Communiqué d'AVIGOLFE
Le 12/07/05Uranium appauvri, le ministère de la Défense savait depuis 1992 !
En ce 14 juillet 2005, Hervé Desplat, président de l'association Avigolfe dénonce une nouvelle fois la persistance du gouvernement français à nier la réalité de la guerre du Golfe (1991) et ses effets sur la santé des militaires et des populations civiles.
Reçu par le cabinet de la ministre de la Défense le 30 juin dernier, Hervé Desplat a produit un document de l'Otan daté du 25 août 1992, référencé AASTP-1, élaboré par "un groupe d'experts" sur "les conditions de sécurité dans le transport et le stockage des munitions et des
explosifs militaires."Le chapitre 8 de ce document non classifié mais à "distribution restreinte" auprès des états major des armées des pays membres, est consacré aux munitions à l'uranium appauvri.
On peut y lire, entre autres, "La combustion de gouttelettes d'uranium en fusion s'accompagne d'un jaillissement d'étincelles et de projections permettant à une plus grande partie de la masse de métal de se transformer en une fine vapeur ou en une fine poussière d'oxyde qui, en cas d'inhalation, risqueront davantage de pénétrer et de se fixer dans les poumons".
Ou encore, "L'UA peut avoir des effets nuisibles à la santé, dus au rayonnement alpha à parcours réduit ou à la toxicité chimique que s'il pénètre dans l'organisme par inhalation ou ingestion." (...)
Dans le cas d'explosion (ce qui est le cas lors d'un tir) ou d'un incendie, 'l'UA peut brûler et une petite partie de l'UA oxydé peut se disperser dans l'atmosphère.

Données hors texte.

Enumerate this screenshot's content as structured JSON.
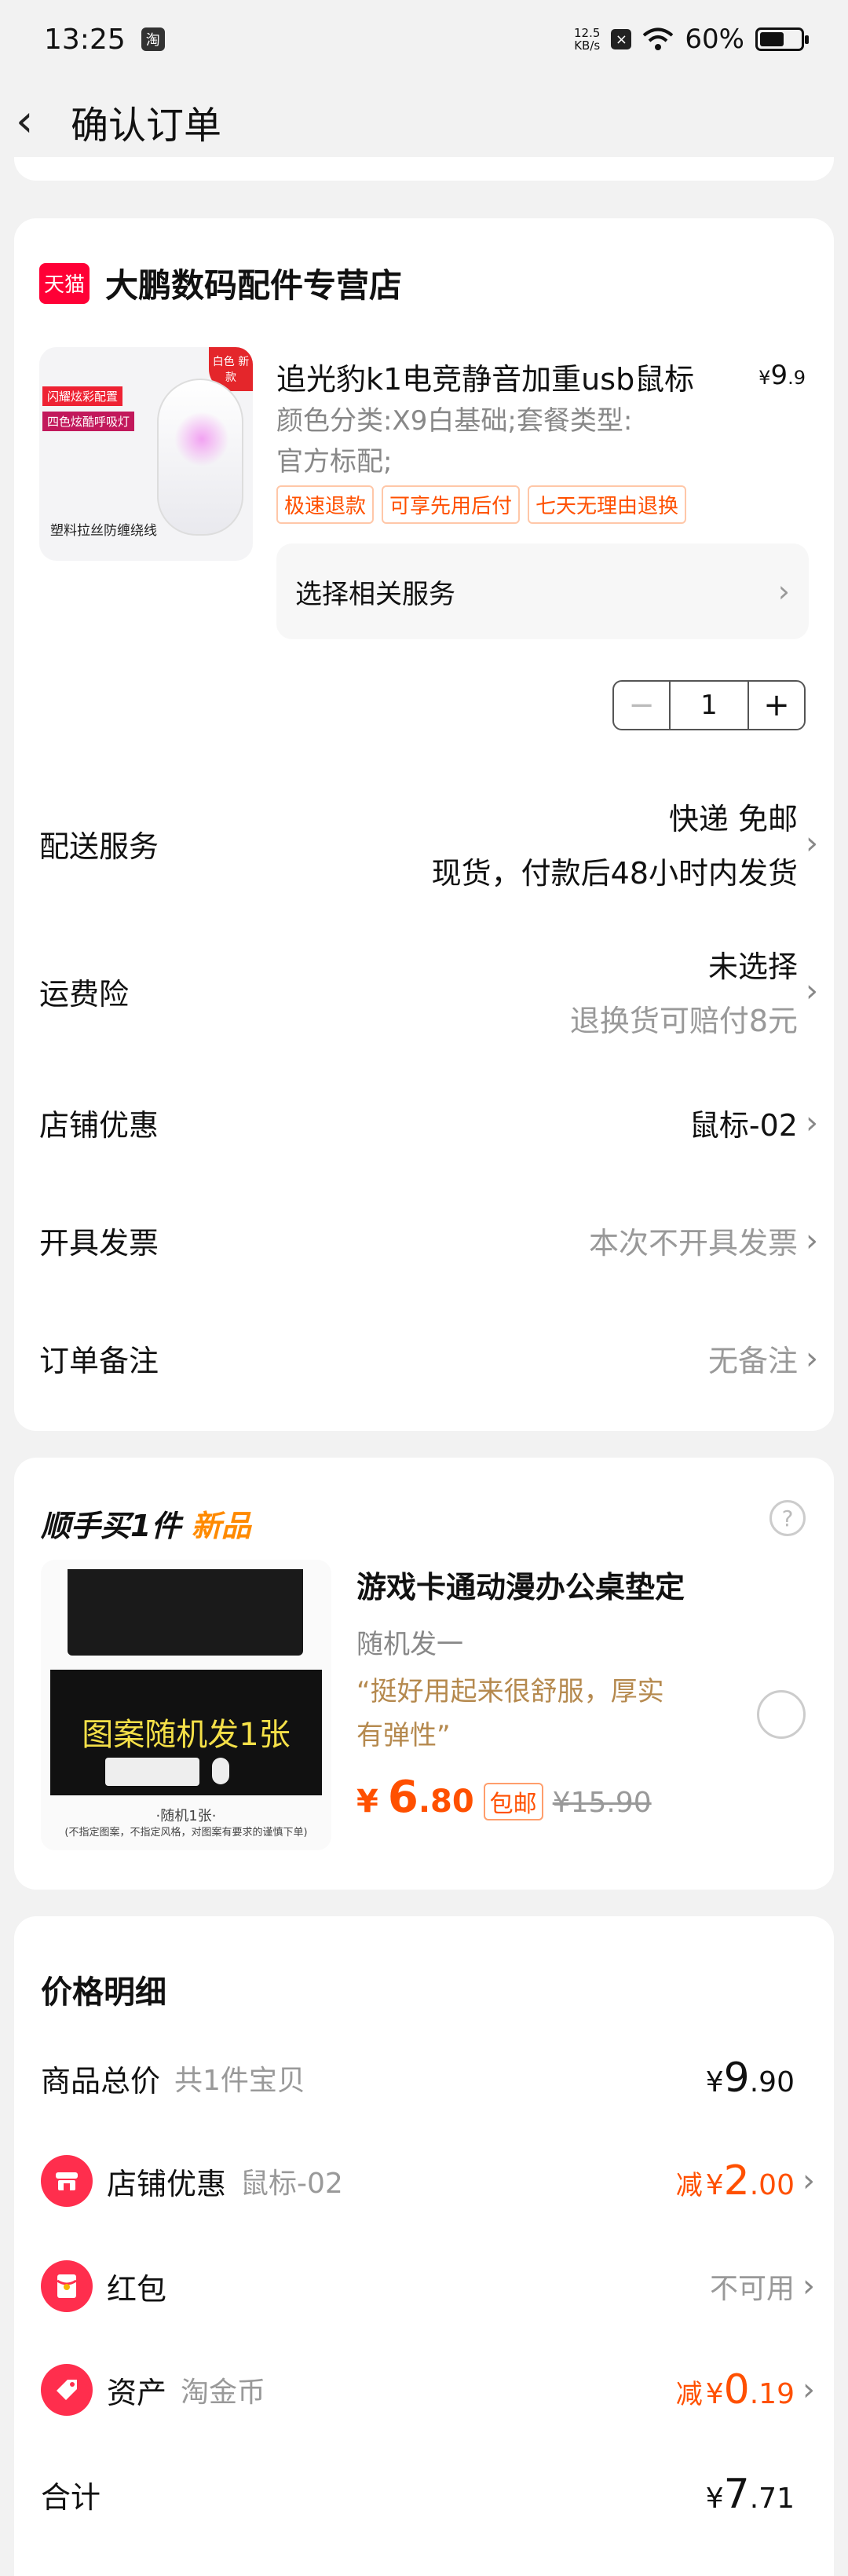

Il pourrait y avoir des effets radiologiques ou toxicologiques sur les tissus humains lorsque les personnes inhalent la fumée chargée d'oxyde d'UA qui se dégage pendant l'incident".
Il est précisé également que "la nouvelle contamination qui en résulterait pour l'atmosphère à proximité immédiate du lieu de l'accident pourrait donc constituer un risque à retardement d'exposition par inhalation." (...) Ce mécanisme d'exposition indirecte connu sous le non de re-suspension, créerait donc des effets persistants à long terme si aucune mesure n'était prise pour supprimer cette contamination résiduelle".
Enfin, "un dépôt important de poussière d'uranium de l'ordre de quelques g/m2 peut avoir un effet toxique sur les plantes et surs le bétail en pâture".
Ainsi le ministère de la Défense était informé, au moins depuis août 1992 des conséquences de l'utilisation de munitions à l'uranium appauvri sur les hommes et l'environnement.
Hervé Desplat, rappelle également que les analyses d'obus flèches français effectués par les laboratoires militaires sur demande de la mission parlementaire d'information en 2001 ont mis en évidence la présence dans ces munitions non seulement d'uranium appauvri, mais aussi d'U236, du déchet hautement radioactif de la combustion nucléaire et des traces de plutonium.
Produit par le site de Padducah aux Etats-Unis, l'UA utilisé pour l'usinage des obus flèches français avait été acheté aux fournisseurs américains en 1979 (102kg), en 1991 (75 tonnes) et en 1993 (910 tonnes).
Le ministère de la Défense continue de nier l'évidence. Après s'être caché derrière une mission parlementaire d'information partiale et insuffisante, derrière une étude épidémiologique très critiquable, il a déclaré attendre que la "justice tranche", faisant allusion aux plaintes personnelles déposées en pénal par des adhérents d'Avigolfe, ce n'est une position ni politique, ni courageuse.
Il est temps que le ministère de la Défense, comme vient de le faire le secrétariat d'Etat aux anciens combattants aux Etats-Unis, reconnaisse la réalité chimique et radiologique de la guerre, en premier lieu pour mieux soigner les personnes malades et les enfants qui présentent, nombreux, des malformations congénitales, mieux prendre en charge les veuves et leurs enfants, et, en second lieu pour assumer ses responsabilités à l'égard de populations civiles et militaires affectées.